My packsack has been with me through a lot. I’ve routinely treated it with mink oil, dubbin, saddle dressing, and a miscellaneous range of lotions and potions through the years, but it has also been mistreated, even abused.

Still it survives. Each day, particularly over the past six or seven years, it is called into action and still looks good. In fact, like many good leather accessories, it may even look better as the years pass and it takes on a heritage look.

The packsack, however, was becoming a little rough around the edges. Threads were slowly unraveling, a few seams were splitting, and one particular spot had actually worn through.

For the past couple of years I’ve been searching for a leather messenger bag, not to replace my packsack, but to augment its use. I had come to the silent realization that despite its well-earned antique appearance, there were occasions when it may not have looked as if it belonged.

I knew I needed a more formal bag, with a little more structure, but I wasn’t going to buy just anything. I wasn’t going to settle, and I had a list of features I required. I wanted one that would last, presumably, as long as my current companion.

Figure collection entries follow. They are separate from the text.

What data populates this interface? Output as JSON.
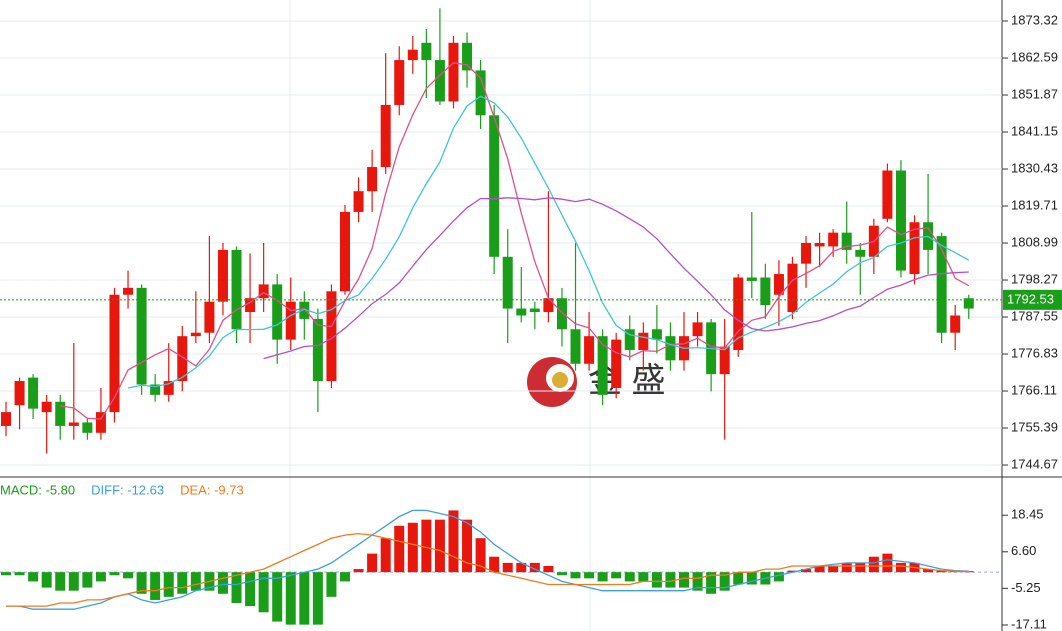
{
  "chart_data": [
    {
      "type": "candlestick",
      "open": [
        1756,
        1762,
        1770,
        1760,
        1763,
        1756,
        1757,
        1754,
        1760,
        1794,
        1796,
        1768,
        1765,
        1769,
        1782,
        1783,
        1792,
        1807,
        1789,
        1793,
        1797,
        1781,
        1792,
        1787,
        1769,
        1795,
        1818,
        1824,
        1831,
        1849,
        1862,
        1867,
        1862,
        1850,
        1867,
        1859,
        1846,
        1805,
        1790,
        1790,
        1789,
        1793,
        1784,
        1774,
        1782,
        1767,
        1784,
        1778,
        1784,
        1782,
        1775,
        1782,
        1786,
        1771,
        1778,
        1799,
        1799,
        1794,
        1789,
        1803,
        1808,
        1808,
        1812,
        1807,
        1805,
        1816,
        1830,
        1800,
        1815,
        1811,
        1783,
        1793
      ],
      "high": [
        1763,
        1770,
        1771,
        1765,
        1765,
        1780,
        1758,
        1767,
        1796,
        1801,
        1797,
        1771,
        1780,
        1785,
        1795,
        1811,
        1809,
        1808,
        1806,
        1809,
        1800,
        1799,
        1795,
        1790,
        1797,
        1820,
        1828,
        1836,
        1864,
        1866,
        1869,
        1871,
        1877,
        1869,
        1870,
        1862,
        1849,
        1813,
        1802,
        1792,
        1824,
        1796,
        1809,
        1789,
        1784,
        1783,
        1788,
        1786,
        1791,
        1786,
        1789,
        1789,
        1787,
        1787,
        1800,
        1818,
        1803,
        1804,
        1805,
        1811,
        1812,
        1813,
        1821,
        1809,
        1816,
        1832,
        1833,
        1817,
        1829,
        1812,
        1791,
        1794
      ],
      "low": [
        1753,
        1755,
        1758,
        1748,
        1752,
        1752,
        1752,
        1752,
        1757,
        1790,
        1765,
        1763,
        1763,
        1766,
        1780,
        1780,
        1788,
        1780,
        1780,
        1789,
        1774,
        1778,
        1781,
        1760,
        1767,
        1794,
        1815,
        1818,
        1829,
        1846,
        1858,
        1851,
        1849,
        1848,
        1854,
        1842,
        1800,
        1780,
        1786,
        1784,
        1786,
        1779,
        1772,
        1772,
        1762,
        1764,
        1775,
        1772,
        1777,
        1772,
        1772,
        1779,
        1766,
        1752,
        1776,
        1793,
        1787,
        1785,
        1787,
        1796,
        1802,
        1805,
        1803,
        1794,
        1800,
        1815,
        1799,
        1797,
        1800,
        1780,
        1778,
        1787
      ],
      "close": [
        1760,
        1769,
        1761,
        1763,
        1756,
        1757,
        1754,
        1760,
        1794,
        1796,
        1768,
        1765,
        1769,
        1782,
        1783,
        1792,
        1807,
        1784,
        1793,
        1797,
        1781,
        1792,
        1787,
        1769,
        1795,
        1818,
        1824,
        1831,
        1849,
        1862,
        1865,
        1862,
        1850,
        1867,
        1859,
        1846,
        1805,
        1790,
        1788,
        1789,
        1793,
        1784,
        1774,
        1782,
        1765,
        1781,
        1778,
        1783,
        1781,
        1775,
        1782,
        1786,
        1771,
        1779,
        1799,
        1798,
        1791,
        1800,
        1803,
        1809,
        1809,
        1812,
        1807,
        1805,
        1814,
        1830,
        1801,
        1815,
        1807,
        1783,
        1788,
        1790
      ],
      "up_color": "#e8170e",
      "down_color": "#1a9e1a",
      "series": [
        {
          "color": "#e0508a",
          "values": [
            null,
            null,
            null,
            null,
            1761.8,
            1761.2,
            1758.2,
            1758.0,
            1764.2,
            1772.2,
            1774.4,
            1776.6,
            1778.4,
            1776.0,
            1773.4,
            1778.2,
            1786.6,
            1789.6,
            1791.8,
            1794.6,
            1792.4,
            1789.4,
            1790.0,
            1785.2,
            1784.8,
            1792.2,
            1798.6,
            1807.4,
            1823.4,
            1836.8,
            1846.2,
            1853.8,
            1857.6,
            1861.2,
            1860.6,
            1856.8,
            1845.4,
            1833.4,
            1817.6,
            1803.6,
            1793.0,
            1788.8,
            1785.6,
            1784.4,
            1779.6,
            1777.2,
            1776.0,
            1777.8,
            1777.6,
            1779.6,
            1779.8,
            1781.4,
            1779.0,
            1778.6,
            1783.4,
            1786.6,
            1787.6,
            1793.4,
            1798.2,
            1800.2,
            1802.4,
            1806.6,
            1808.0,
            1808.4,
            1809.4,
            1813.6,
            1811.4,
            1813.0,
            1813.4,
            1807.2,
            1798.8,
            1796.6
          ]
        },
        {
          "color": "#3fc6d8",
          "values": [
            null,
            null,
            null,
            null,
            null,
            null,
            null,
            null,
            null,
            1767.0,
            1767.8,
            1767.4,
            1768.2,
            1770.1,
            1772.8,
            1776.3,
            1781.6,
            1784.0,
            1783.9,
            1784.0,
            1785.3,
            1788.0,
            1789.8,
            1788.5,
            1789.7,
            1792.3,
            1794.0,
            1798.7,
            1804.3,
            1810.8,
            1819.2,
            1826.2,
            1832.5,
            1842.3,
            1848.7,
            1851.5,
            1849.6,
            1845.5,
            1839.4,
            1832.1,
            1824.9,
            1817.1,
            1809.5,
            1801.0,
            1791.6,
            1785.1,
            1782.4,
            1781.7,
            1781.0,
            1779.6,
            1778.5,
            1778.7,
            1778.4,
            1778.1,
            1781.5,
            1783.2,
            1784.5,
            1786.2,
            1788.4,
            1791.8,
            1794.5,
            1797.1,
            1800.7,
            1803.3,
            1804.8,
            1808.0,
            1809.0,
            1810.5,
            1810.9,
            1808.3,
            1806.2,
            1804.0
          ]
        },
        {
          "color": "#b44fc8",
          "values": [
            null,
            null,
            null,
            null,
            null,
            null,
            null,
            null,
            null,
            null,
            null,
            null,
            null,
            null,
            null,
            null,
            null,
            null,
            null,
            1775.5,
            1776.6,
            1777.7,
            1779.0,
            1779.3,
            1781.3,
            1784.3,
            1787.8,
            1791.4,
            1794.1,
            1797.4,
            1802.3,
            1807.1,
            1811.2,
            1815.4,
            1819.2,
            1821.9,
            1821.8,
            1822.1,
            1821.9,
            1821.5,
            1822.1,
            1821.7,
            1821.0,
            1821.7,
            1820.2,
            1818.3,
            1816.0,
            1813.6,
            1810.2,
            1805.9,
            1801.7,
            1797.9,
            1794.0,
            1789.6,
            1786.6,
            1784.2,
            1783.5,
            1784.0,
            1784.7,
            1785.7,
            1786.5,
            1787.9,
            1789.6,
            1790.7,
            1793.2,
            1795.6,
            1796.8,
            1798.4,
            1799.7,
            1800.1,
            1800.4,
            1800.6
          ]
        }
      ],
      "last_price": {
        "value": 1792.53,
        "label": "1792.53"
      },
      "last_price_color": "#1a9e1a",
      "ylim": [
        1741.2,
        1879.4
      ],
      "yticks": [
        1873.32,
        1862.59,
        1851.87,
        1841.15,
        1830.43,
        1819.71,
        1808.99,
        1798.27,
        1787.55,
        1776.83,
        1766.11,
        1755.39,
        1744.67
      ],
      "grid": true,
      "watermark": "金 盛"
    },
    {
      "type": "macd",
      "legend": [
        {
          "label": "MACD: -5.80",
          "color": "#1a9e1a"
        },
        {
          "label": "DIFF: -12.63",
          "color": "#3aa0e0"
        },
        {
          "label": "DEA: -9.73",
          "color": "#f07a20"
        }
      ],
      "values": [
        -1,
        -1,
        -3,
        -5,
        -6,
        -6,
        -5,
        -3,
        -1,
        -2,
        -7,
        -9,
        -8,
        -7,
        -6,
        -6,
        -7,
        -10,
        -11,
        -13,
        -16,
        -17,
        -17,
        -17,
        -8,
        -3,
        1,
        6,
        11,
        15,
        16,
        17,
        17,
        20,
        17,
        11,
        5,
        3,
        3,
        3,
        2,
        -1,
        -2,
        -2,
        -3,
        -2,
        -3,
        -3,
        -5,
        -5,
        -5,
        -6,
        -7,
        -6,
        -4,
        -4,
        -4,
        -3,
        0.5,
        1,
        2,
        2,
        3,
        3,
        5,
        6,
        3,
        3,
        1,
        0.5,
        0.5,
        0.3
      ],
      "up_color": "#e8170e",
      "down_color": "#1a9e1a",
      "series": [
        {
          "color": "#3aa0e0",
          "values": [
            -11,
            -11,
            -12,
            -12,
            -12,
            -12,
            -11,
            -10,
            -8,
            -7,
            -9,
            -10,
            -9,
            -8,
            -6,
            -5,
            -4,
            -4,
            -3,
            -2,
            -2,
            -1,
            0,
            1,
            3,
            6,
            9,
            12,
            15,
            18,
            20,
            20,
            19,
            18,
            16,
            13,
            9,
            6,
            3,
            1,
            -1,
            -3,
            -4,
            -5,
            -6,
            -6,
            -6,
            -6,
            -6,
            -6,
            -6,
            -5,
            -5,
            -5,
            -4,
            -3,
            -2,
            -1,
            0,
            1,
            2,
            2.5,
            3,
            3,
            3,
            4,
            3.5,
            3,
            2,
            1,
            0.5,
            0.3
          ]
        },
        {
          "color": "#f07a20",
          "values": [
            -11,
            -11,
            -11,
            -11,
            -10,
            -10,
            -9,
            -9,
            -8,
            -7,
            -6,
            -6,
            -5,
            -5,
            -4,
            -3,
            -2,
            -1,
            0,
            1,
            3,
            5,
            7,
            9,
            11,
            12,
            12.5,
            12,
            11,
            10,
            9,
            8,
            7,
            5,
            3,
            2,
            0,
            -1,
            -2,
            -3,
            -4,
            -4,
            -4,
            -4,
            -4,
            -4,
            -4,
            -3,
            -3,
            -3,
            -2,
            -2,
            -1,
            -1,
            0,
            0,
            1,
            1,
            2,
            2,
            2,
            2,
            2,
            2,
            2,
            2,
            2,
            1.5,
            1,
            0.5,
            0.3,
            0.2
          ]
        }
      ],
      "ylim": [
        -19.06,
        30.5
      ],
      "yticks": [
        18.45,
        {
          "value": 6.6,
          "label": "6.60"
        },
        -5.25,
        -17.11
      ]
    }
  ]
}
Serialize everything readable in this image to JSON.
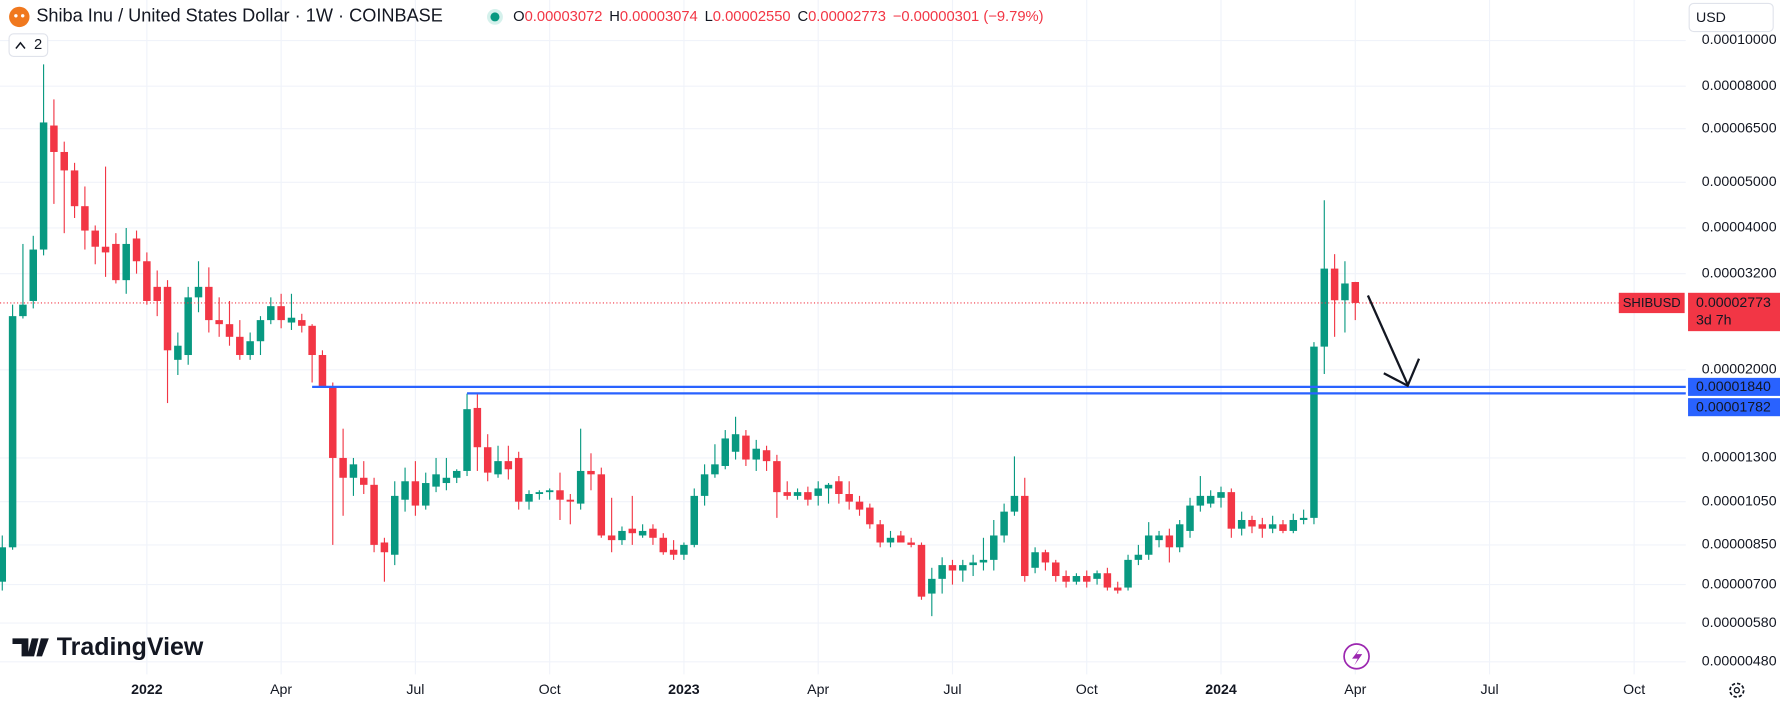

I finally found the perfect sidekick about a month back. A handsome bag, it has the right amount of pockets and compartments to haul around what I need (and I’ve been carrying a lot), a thick, firm strap, and luxurious pebbled leather finish. I know it will last, as leather does.

Now, I have no intention of tossing out ‘old reliable’, or hanging it in the back of the closet. I feel there is still a lot of life left in it, so I took it to a proper shoemaker. A family business in downtown Toronto, it was obvious the cobbler had the skills and equipment to restore the bag’s majesty.

Parts of it were patched, seams were sewn up right, and the stitching on the weary straps was re-sewn. It was not a cheap renovation, but will give the bag another couple of decades. I’m sure. It won’t see the daily action it was accustomed to (my new bag is doing what it should), but it is sure to become a weekender, or used for less formal late-night carousing or wandering about the city.

I made a conscious decision to repair the packsack and give it a new life. I suppose I wanted to rebel (who me?) in some way against this disposable society we live in. Everything, nowadays, has obsolescence built into it.

Luggage, furniture, and household goods: they don’t make things like they used to, and this seems to suit today’s popular attitude favoring replacement.

If the car starts having problems, many times people don’t bother fixing, but simply get a new one. Should the heel pad fall off a pair of loafers, they are not repaired, but replaced with new shoes. If a lover, partner, or spouse starts giving you grief, you don’t work on fixing the situation, but go looking for a new one.

Replacing is quicker and easier than caring and repairing, and everyone wants easy.

Lasting quality has become a thing of the past; but quality lasts, and keeps on lasting.